Are you fed up with the low interest rates on offer with savings accounts and term deposits? Then you might want to consider putting your money to work in the share market instead.
The Australian share market is home to a good number of dividend shares that provide investors with generous yields.
One of those is Australia and New Zealand Banking GrpLtd (ASX: ANZ).
Why consider buying ANZ shares?
Earlier this month the bank released its first quarter update and revealed a huge improvement in trading conditions.
For the three months ended 31 December, ANZ reported unaudited cash earnings from continuing operations of $1,810 million. This was an impressive 54% jump on the average of the final two quarters of FY 2020. Management advised that this was driven partly by improvements in its net interest margin and flat operating costs.
In addition to this, the bank unveiled a COVID-19 collective provision release of $173 million. It also hinted that there could be more releases in the future depending on how economic conditions fare.
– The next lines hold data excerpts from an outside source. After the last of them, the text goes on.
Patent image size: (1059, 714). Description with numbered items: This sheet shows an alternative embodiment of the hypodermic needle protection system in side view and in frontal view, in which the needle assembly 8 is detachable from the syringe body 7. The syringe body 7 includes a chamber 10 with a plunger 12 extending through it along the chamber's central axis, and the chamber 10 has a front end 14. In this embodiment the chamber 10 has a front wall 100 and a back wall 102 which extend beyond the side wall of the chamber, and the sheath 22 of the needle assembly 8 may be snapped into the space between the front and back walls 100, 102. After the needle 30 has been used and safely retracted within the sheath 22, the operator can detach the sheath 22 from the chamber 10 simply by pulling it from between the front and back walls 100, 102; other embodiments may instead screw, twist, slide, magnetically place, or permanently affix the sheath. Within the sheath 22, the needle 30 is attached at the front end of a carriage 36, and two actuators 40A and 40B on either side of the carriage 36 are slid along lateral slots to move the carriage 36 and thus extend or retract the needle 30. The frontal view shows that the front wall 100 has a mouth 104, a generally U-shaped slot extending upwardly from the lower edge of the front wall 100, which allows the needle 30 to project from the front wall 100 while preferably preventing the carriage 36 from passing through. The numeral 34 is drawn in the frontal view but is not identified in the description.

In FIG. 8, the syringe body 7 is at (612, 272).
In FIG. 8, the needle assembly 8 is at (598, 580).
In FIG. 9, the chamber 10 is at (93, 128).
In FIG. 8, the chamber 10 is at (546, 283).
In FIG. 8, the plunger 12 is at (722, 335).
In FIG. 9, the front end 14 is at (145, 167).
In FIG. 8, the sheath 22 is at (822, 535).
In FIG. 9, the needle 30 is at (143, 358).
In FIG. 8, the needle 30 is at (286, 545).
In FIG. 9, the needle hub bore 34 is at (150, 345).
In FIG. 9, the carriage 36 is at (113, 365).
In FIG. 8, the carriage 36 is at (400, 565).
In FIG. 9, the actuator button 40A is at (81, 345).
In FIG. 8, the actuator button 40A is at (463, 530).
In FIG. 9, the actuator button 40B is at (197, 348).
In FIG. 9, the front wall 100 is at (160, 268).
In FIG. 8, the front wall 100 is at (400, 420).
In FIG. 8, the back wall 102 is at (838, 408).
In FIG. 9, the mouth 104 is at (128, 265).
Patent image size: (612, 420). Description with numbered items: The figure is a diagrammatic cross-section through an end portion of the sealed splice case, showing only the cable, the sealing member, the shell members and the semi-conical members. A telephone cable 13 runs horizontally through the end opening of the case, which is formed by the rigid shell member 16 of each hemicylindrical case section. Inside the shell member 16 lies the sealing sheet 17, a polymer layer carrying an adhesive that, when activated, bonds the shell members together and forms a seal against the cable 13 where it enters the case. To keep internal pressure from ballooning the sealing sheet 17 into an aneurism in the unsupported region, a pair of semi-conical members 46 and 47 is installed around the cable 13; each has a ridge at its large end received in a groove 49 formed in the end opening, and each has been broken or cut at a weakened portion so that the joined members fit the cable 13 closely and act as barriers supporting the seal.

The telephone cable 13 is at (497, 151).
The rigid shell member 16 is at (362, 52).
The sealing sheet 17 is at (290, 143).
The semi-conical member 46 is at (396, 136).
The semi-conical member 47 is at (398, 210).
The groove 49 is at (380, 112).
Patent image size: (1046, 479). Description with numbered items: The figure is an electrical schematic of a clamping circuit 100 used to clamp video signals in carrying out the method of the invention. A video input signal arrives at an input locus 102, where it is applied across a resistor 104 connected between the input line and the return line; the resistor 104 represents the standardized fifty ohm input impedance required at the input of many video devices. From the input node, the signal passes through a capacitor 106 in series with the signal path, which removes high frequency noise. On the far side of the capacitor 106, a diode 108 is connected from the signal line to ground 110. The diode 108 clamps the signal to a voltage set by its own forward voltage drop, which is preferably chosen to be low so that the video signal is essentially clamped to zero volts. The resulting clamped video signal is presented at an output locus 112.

One broker that was particularly pleased was Morgans. In response to this result, it has put an add rating and $31.00 price target on its shares. It is also forecasting a $1.45 per share fully franked dividend in FY 2021.
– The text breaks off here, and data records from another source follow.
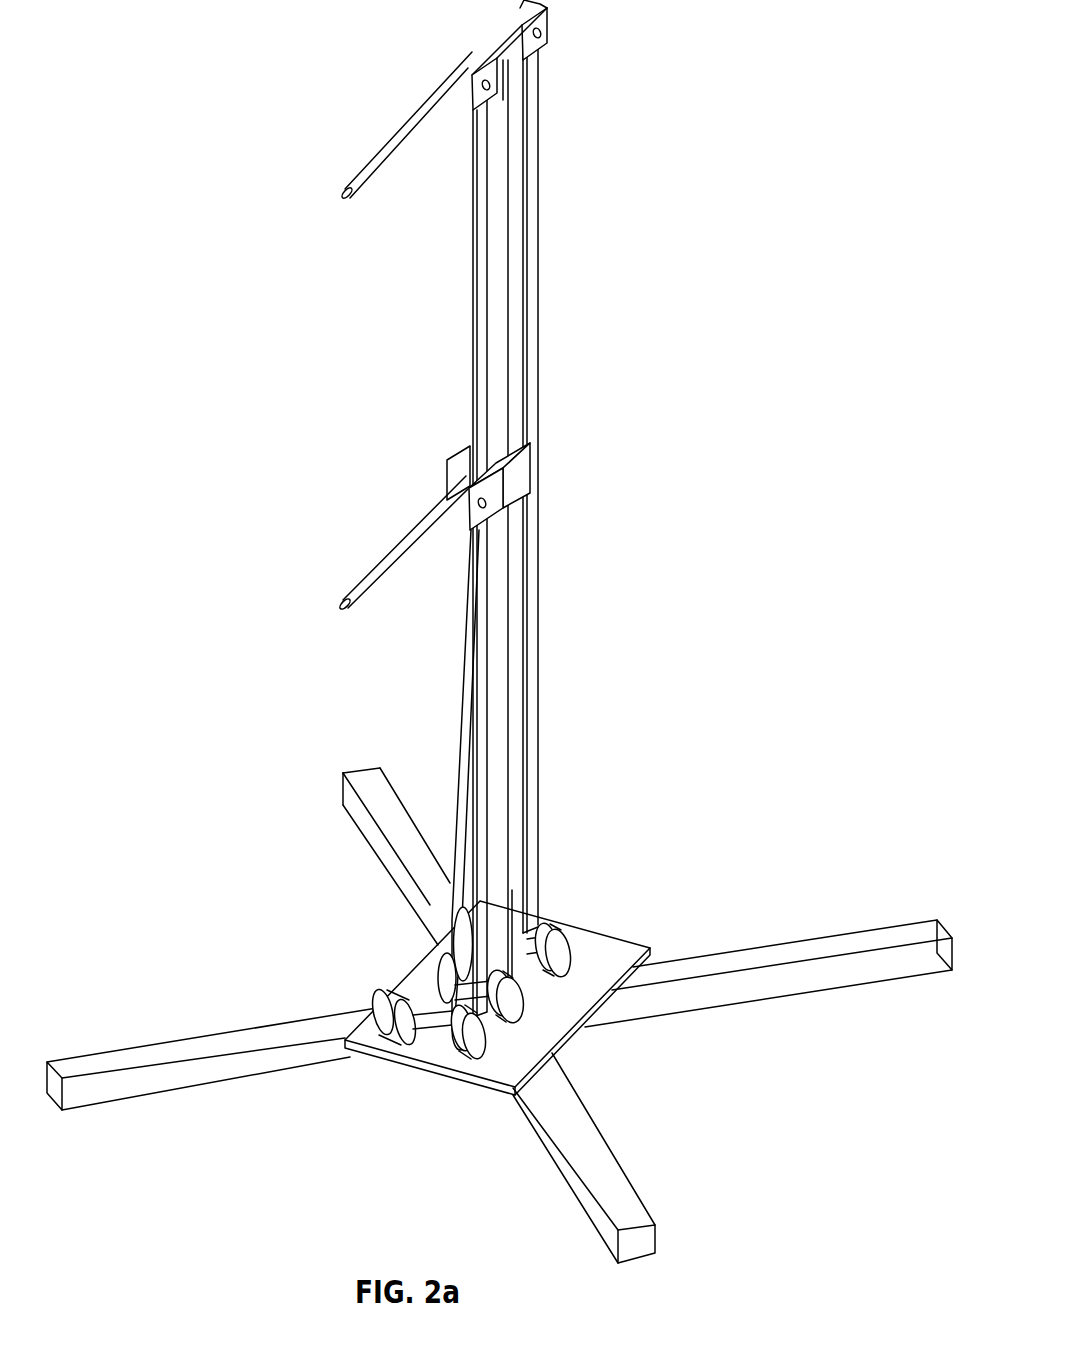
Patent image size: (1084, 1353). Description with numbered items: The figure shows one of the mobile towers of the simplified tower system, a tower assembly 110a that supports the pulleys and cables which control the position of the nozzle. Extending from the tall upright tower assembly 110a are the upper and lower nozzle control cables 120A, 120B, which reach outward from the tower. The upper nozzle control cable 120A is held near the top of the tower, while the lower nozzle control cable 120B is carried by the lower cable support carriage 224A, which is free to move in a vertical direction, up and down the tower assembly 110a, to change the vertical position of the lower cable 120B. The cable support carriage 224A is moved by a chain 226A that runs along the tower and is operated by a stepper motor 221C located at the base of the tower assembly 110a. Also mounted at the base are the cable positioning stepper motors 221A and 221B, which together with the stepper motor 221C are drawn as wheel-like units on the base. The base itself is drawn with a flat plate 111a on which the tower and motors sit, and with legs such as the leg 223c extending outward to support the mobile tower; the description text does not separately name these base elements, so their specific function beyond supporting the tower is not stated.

The tower assembly 110a is at (516, 180).
The base plate 111a is at (627, 930).
The upper nozzle control cable 120A is at (338, 175).
The lower nozzle control cable 120B is at (398, 530).
The lower cable support carriage 224A is at (534, 470).
The chain 226A is at (549, 559).
The cable positioning stepper motor 221A is at (403, 1030).
The cable positioning stepper motor 221B is at (512, 1016).
The stepper motor 221C is at (572, 957).
The base leg 223c is at (652, 1255).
Based on the current ANZ share price of $26.17, this represents a generous 5.5% dividend yield. It also implies potential upside of 18.5% over the next 12 months.
Looking to FY 2022, Morgans is forecasting a dividend of $1.61, which equates to an even more attractive 6.1% dividend yield.
Who else likes ANZ?
Morgans isn’t alone with its positive view on ANZ Bank.
Last week UBS and Credit Suisse retained their buy and outperform ratings and lifted their respective price targets on its shares to $28.50 and $29.50.
The latter is forecasting an even greater dividend of $1.48 per share in FY 2021.